Как он писал в 1945 году, фотография обладает тем преимуществом, что «впервые на пути от объекта-оригинала к его репродукции встал неживой инструмент... Фотография действует на нас, как явление природы, как цветок или снежинка, чей плод или земное происхождение – неотделимая часть ее красоты». Рассматривая в музее картину с изображением сцены в фламандской таверне, мы обращаем внимание на то, какие объекты художник ввел и чем занимаются персонажи его картины. И только косвенно мы используем эту картину как документальное свидетельство, говорящее, какая жизнь была в семнадцатом веке. Абсолютно иное отношение у нас к фотографии, ну, скажем, буфетной стойки. Где это было снято? – хотим мы знать. Слово «caliente», которое мы находим в меню на заднем плане фотографии, указывает на Испанию, однако пузатый полицейский у дверей, булочки с горячими сосисками и апельсиновый сок убеждают нас, что все это происходит в США. С радостным любопытством туристы изучают место действия на фотографии. Перчатку возле корзины для бумаг обронил, должно быть, клиент; во всяком случае, это не композиционный прием фотографа. На фотографиях нет места хитроумным штучкам. Характерно также совершенно иное отношение ко времени. Вопрос «когда это было нарисовано?» означает прежде всего, что спрашивающий хочет узнать, на какой ступени творческого развития находился художник в то время, когда рисовал данную картину. Вопрос «когда это было снято?» обычно указывает, что нас интересует, в каком месте находился субъект в тот период и какое это было время, т.е. историческое место события. Иными словами, это фото Чикаго перед большим пожаром или так выглядел город после 1871 года?

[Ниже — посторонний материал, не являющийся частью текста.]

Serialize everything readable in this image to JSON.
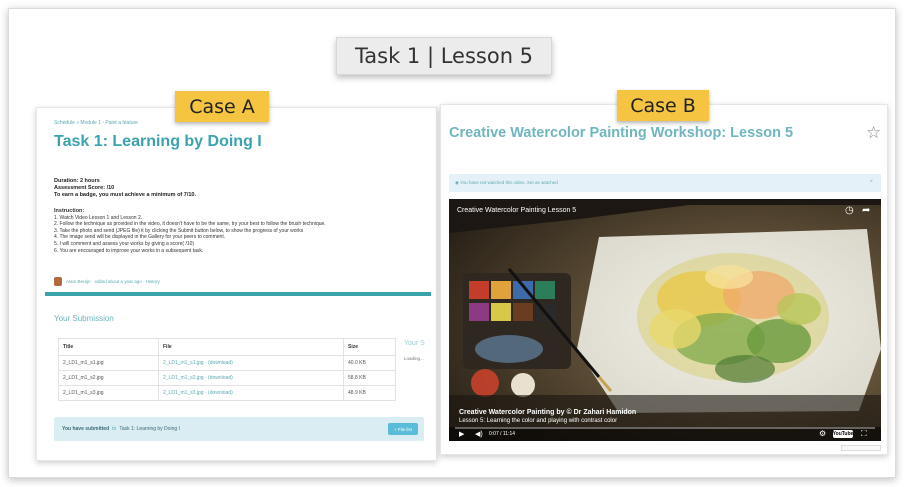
{
  "header": {
    "title": "Task 1 | Lesson 5"
  },
  "cases": {
    "a": "Case A",
    "b": "Case B"
  },
  "panel_a": {
    "breadcrumb": "Schedule » Module 1 - Paint a feature",
    "title": "Task 1: Learning by Doing I",
    "duration": "Duration: 2 hours",
    "score": "Assessment Score: /10",
    "badge": "To earn a badge, you must achieve a minimum of 7/10.",
    "instruction_heading": "Instruction:",
    "instructions": [
      "1. Watch Video Lesson 1 and Lesson 2.",
      "2. Follow the technique as provided in the video, it doesn't have to be the same, try your best to follow the brush technique.",
      "3. Take the photo and send (JPEG file) it by clicking the Submit button below, to show the progress of your works",
      "4. The image send will be displayed in the Gallery for your peers to comment.",
      "5. I will comment and assess your works by giving a score(   /10)",
      "6. You are encouraged to improve your works in a subsequent task."
    ],
    "author": "Alam Berajri · edited about a year ago · History",
    "submission_title": "Your Submission",
    "side_title": "Your S",
    "side_status": "Loading...",
    "table": {
      "headers": [
        "Title",
        "File",
        "Size"
      ],
      "rows": [
        [
          "2_LD1_m1_s1.jpg",
          "2_LD1_m1_s1.jpg · (download)",
          "40.0 KB"
        ],
        [
          "2_LD1_m1_s2.jpg",
          "2_LD1_m1_s2.jpg · (download)",
          "58.8 KB"
        ],
        [
          "2_LD1_m1_s3.jpg",
          "2_LD1_m1_s3.jpg · (download)",
          "48.9 KB"
        ]
      ]
    },
    "notice": {
      "prefix": "You have submitted",
      "joiner": "to",
      "link": "Task 1: Learning by Doing I",
      "button": "+ File list"
    }
  },
  "panel_b": {
    "title": "Creative Watercolor Painting Workshop: Lesson 5",
    "star_icon": "star-outline-icon",
    "watched_text": "◉ You have not watched this video. Set as watched",
    "video": {
      "title": "Creative Watercolor Painting Lesson 5",
      "overlay_line1": "Creative Watercolor Painting by © Dr Zahari Hamidon",
      "overlay_line2": "Lesson 5: Learning the color and playing with contrast color",
      "time": "0:07 / 11:14",
      "logo": "YouTube"
    }
  },
  "colors": {
    "accent": "#3aa3ae",
    "label_yellow": "#f5c542",
    "notice_bg": "#d9edf2"
  }
}
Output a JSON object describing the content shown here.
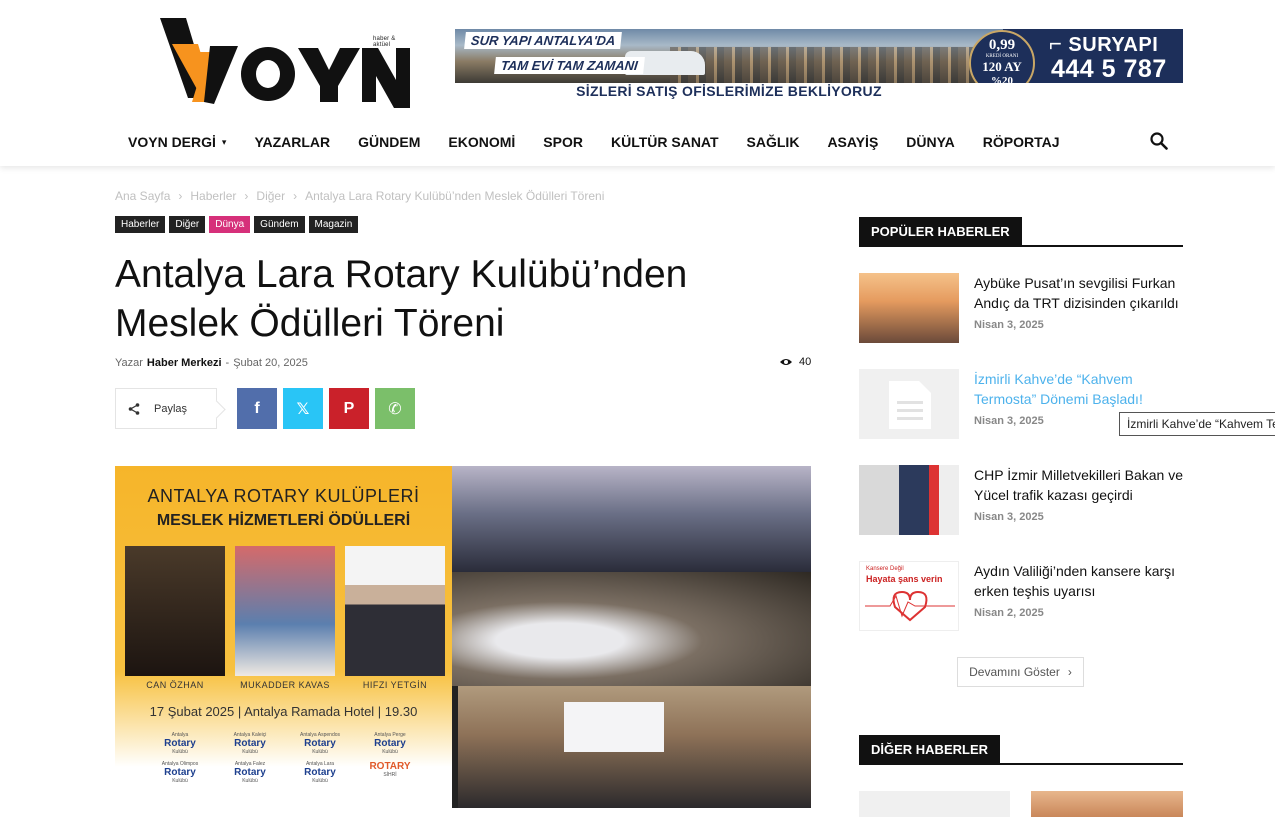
{
  "header": {
    "logo_text": "VOYN",
    "logo_tagline": "haber & aktüel",
    "banner": {
      "slogan1": "SUR YAPI ANTALYA'DA",
      "slogan2": "TAM EVİ TAM ZAMANI",
      "subtitle": "SİZLERİ SATIŞ OFİSLERİMİZE BEKLİYORUZ",
      "rate": "0,99",
      "rate_note": "KREDİ ORANI",
      "term": "120 AY",
      "down_payment": "%20",
      "brand": "SURYAPI",
      "phone": "444 5 787"
    },
    "colors": {
      "logo_orange": "#f7931e",
      "banner_navy": "#1d2f5a",
      "link_blue": "#4db2ec",
      "tag_pink": "#d6307a"
    }
  },
  "nav": {
    "items": [
      "VOYN DERGİ",
      "YAZARLAR",
      "GÜNDEM",
      "EKONOMİ",
      "SPOR",
      "KÜLTÜR SANAT",
      "SAĞLIK",
      "ASAYİŞ",
      "DÜNYA",
      "RÖPORTAJ"
    ],
    "dropdown_icon": "chevron-down-icon",
    "search_icon": "search-icon"
  },
  "article": {
    "breadcrumb": [
      "Ana Sayfa",
      "Haberler",
      "Diğer",
      "Antalya Lara Rotary Kulübü’nden Meslek Ödülleri Töreni"
    ],
    "tags": [
      "Haberler",
      "Diğer",
      "Dünya",
      "Gündem",
      "Magazin"
    ],
    "title": "Antalya Lara Rotary Kulübü’nden Meslek Ödülleri Töreni",
    "author_prefix": "Yazar",
    "author": "Haber Merkezi",
    "meta_sep": "-",
    "date": "Şubat 20, 2025",
    "views": "40",
    "share_label": "Paylaş",
    "share_buttons": [
      {
        "name": "facebook",
        "glyph": "f",
        "color": "#516eab"
      },
      {
        "name": "x",
        "glyph": "𝕏",
        "color": "#29c5f6"
      },
      {
        "name": "pinterest",
        "glyph": "P",
        "color": "#ca212a"
      },
      {
        "name": "whatsapp",
        "glyph": "✆",
        "color": "#7bbf6a"
      }
    ],
    "hero": {
      "heading1": "ANTALYA ROTARY KULÜPLERİ",
      "heading2": "MESLEK HİZMETLERİ ÖDÜLLERİ",
      "people": [
        "CAN ÖZHAN",
        "MUKADDER KAVAS",
        "HIFZI YETGİN"
      ],
      "event": "17 Şubat 2025 | Antalya Ramada Hotel | 19.30",
      "clubs": [
        {
          "top": "Antalya",
          "main": "Rotary",
          "sub": "Kulübü"
        },
        {
          "top": "Antalya Kaleiçi",
          "main": "Rotary",
          "sub": "Kulübü"
        },
        {
          "top": "Antalya Aspendos",
          "main": "Rotary",
          "sub": "Kulübü"
        },
        {
          "top": "Antalya Perge",
          "main": "Rotary",
          "sub": "Kulübü"
        },
        {
          "top": "Antalya Olimpos",
          "main": "Rotary",
          "sub": "Kulübü"
        },
        {
          "top": "Antalya Falez",
          "main": "Rotary",
          "sub": "Kulübü"
        },
        {
          "top": "Antalya Lara",
          "main": "Rotary",
          "sub": "Kulübü"
        },
        {
          "top": "",
          "main": "ROTARY",
          "sub": "SİHRİ"
        }
      ]
    }
  },
  "sidebar": {
    "popular_title": "POPÜLER HABERLER",
    "popular": [
      {
        "title": "Aybüke Pusat’ın sevgilisi Furkan Andıç da TRT dizisinden çıkarıldı",
        "date": "Nisan 3, 2025",
        "highlight": false
      },
      {
        "title": "İzmirli Kahve’de “Kahvem Termosta” Dönemi Başladı!",
        "date": "Nisan 3, 2025",
        "highlight": true
      },
      {
        "title": "CHP İzmir Milletvekilleri Bakan ve Yücel trafik kazası geçirdi",
        "date": "Nisan 3, 2025",
        "highlight": false
      },
      {
        "title": "Aydın Valiliği’nden kansere karşı erken teşhis uyarısı",
        "date": "Nisan 2, 2025",
        "highlight": false
      }
    ],
    "thumb4_text": [
      "Kansere Değil",
      "Hayata şans verin"
    ],
    "tooltip": "İzmirli Kahve’de “Kahvem Termosta” Dönemi Başladı!",
    "more_label": "Devamını Göster",
    "more_icon": "chevron-right-icon",
    "other_title": "DİĞER HABERLER"
  }
}
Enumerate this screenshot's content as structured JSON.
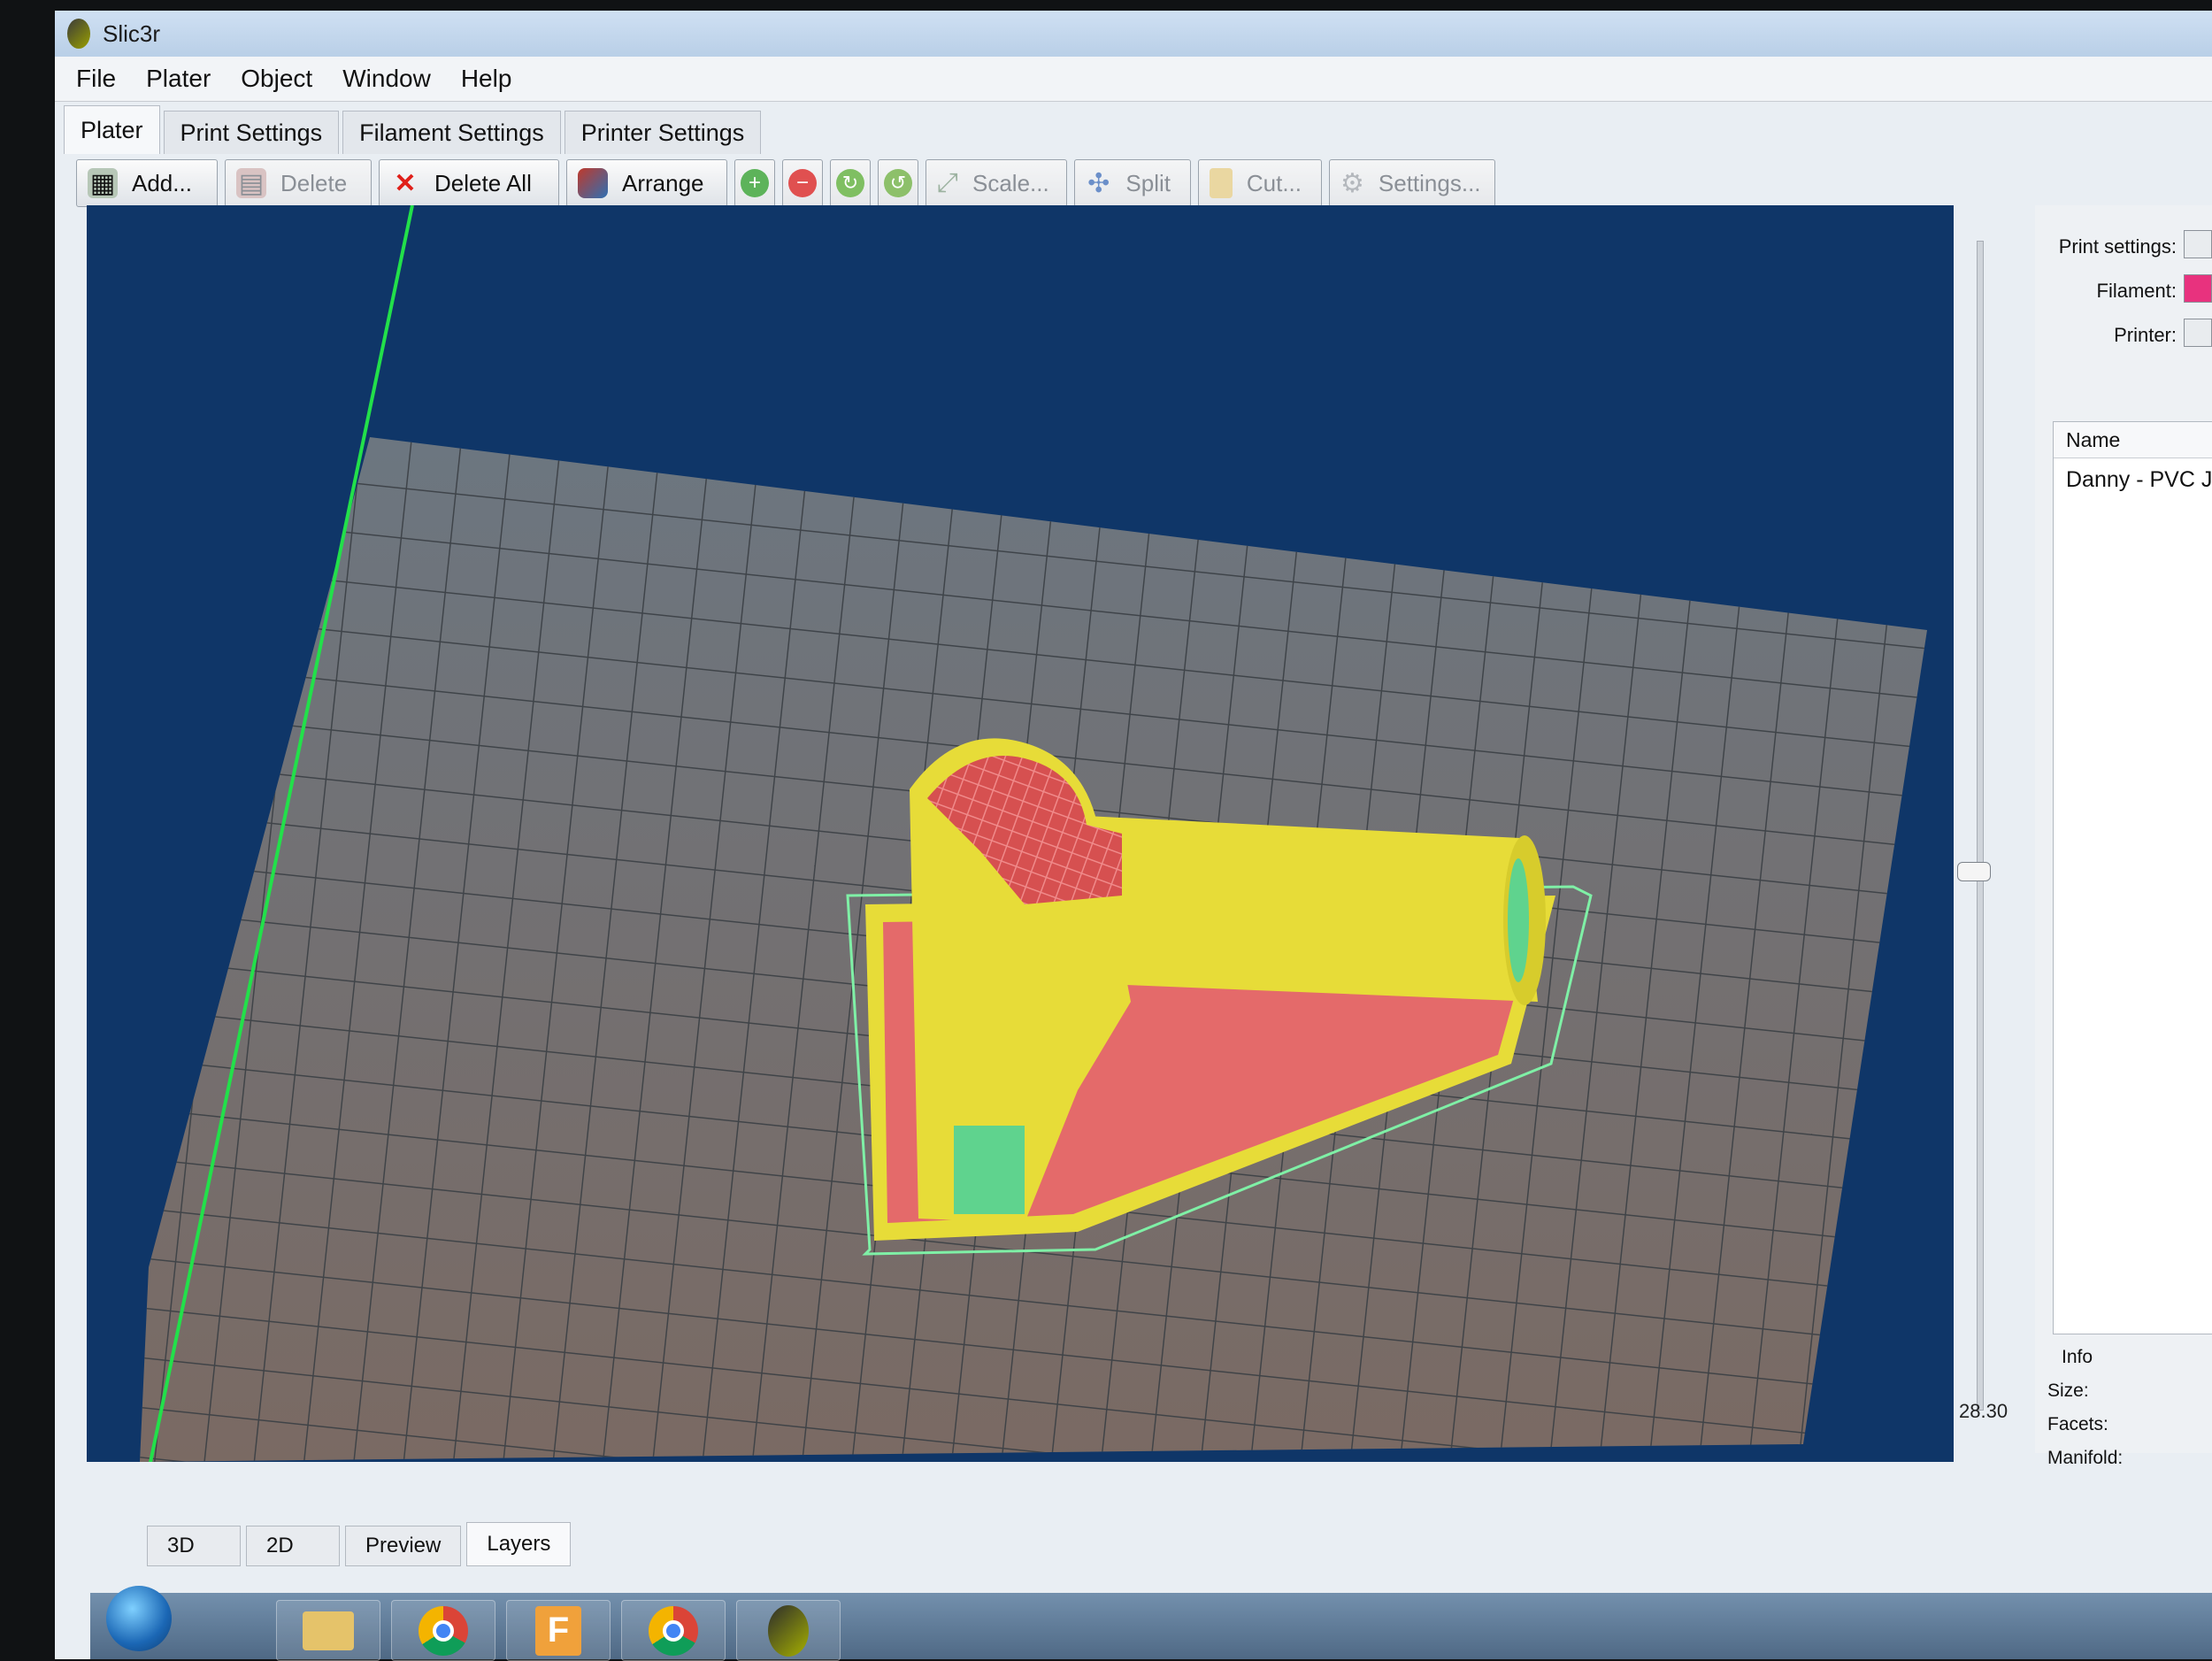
{
  "window": {
    "title": "Slic3r"
  },
  "menu": [
    "File",
    "Plater",
    "Object",
    "Window",
    "Help"
  ],
  "tabs": [
    "Plater",
    "Print Settings",
    "Filament Settings",
    "Printer Settings"
  ],
  "toolbar": {
    "add": "Add...",
    "delete": "Delete",
    "delete_all": "Delete All",
    "arrange": "Arrange",
    "scale": "Scale...",
    "split": "Split",
    "cut": "Cut...",
    "settings": "Settings..."
  },
  "right_panel": {
    "print_settings_label": "Print settings:",
    "filament_label": "Filament:",
    "printer_label": "Printer:",
    "filament_color": "#e8327e",
    "object_list": {
      "header": "Name",
      "items": [
        "Danny - PVC Jo"
      ]
    },
    "info": {
      "title": "Info",
      "size_label": "Size:",
      "facets_label": "Facets:",
      "manifold_label": "Manifold:"
    }
  },
  "layer_slider": {
    "value": "28.30"
  },
  "view_tabs": [
    "3D",
    "2D",
    "Preview",
    "Layers"
  ],
  "colors": {
    "viewport_bg": "#0f3668",
    "bed": "#6e767d",
    "perimeter": "#e7dc38",
    "infill": "#e46a6a",
    "support": "#5fd38e",
    "skirt": "#7ff0a6"
  }
}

Рассматривая фотографию как документальное свидетельство эпохи, мы обычно задаем три вопроса: Это подлинник? Это точная копия? Это истинный снимок? Аутентичность, подтвержденная рядом признаков и практическим использованием изображения, означает, что последнее не испорчено и не искажено. Грабитель в маске, выходящий из дверей банка, – это не актер; облака не отпечатаны с другого негатива; лев не позирует перед нарисованным оазисом. Другое дело точность изображения: она предполагает уверенность, что изображение полностью соответствует снятому фотоаппаратом эпизоду. Наконец, истинность не связана с изображением как высказыванием о том, какие события происходили перед аппаратом, эпизод на снимке рассматривается как высказывание о фактах, которые, по предположению, делает фотография. Мы спрашиваем, насколько достоверно изображение передает снимаемый фрагмент действительности. Фотография может быть подлинной, но не истинной, истинной, но не аутентичной.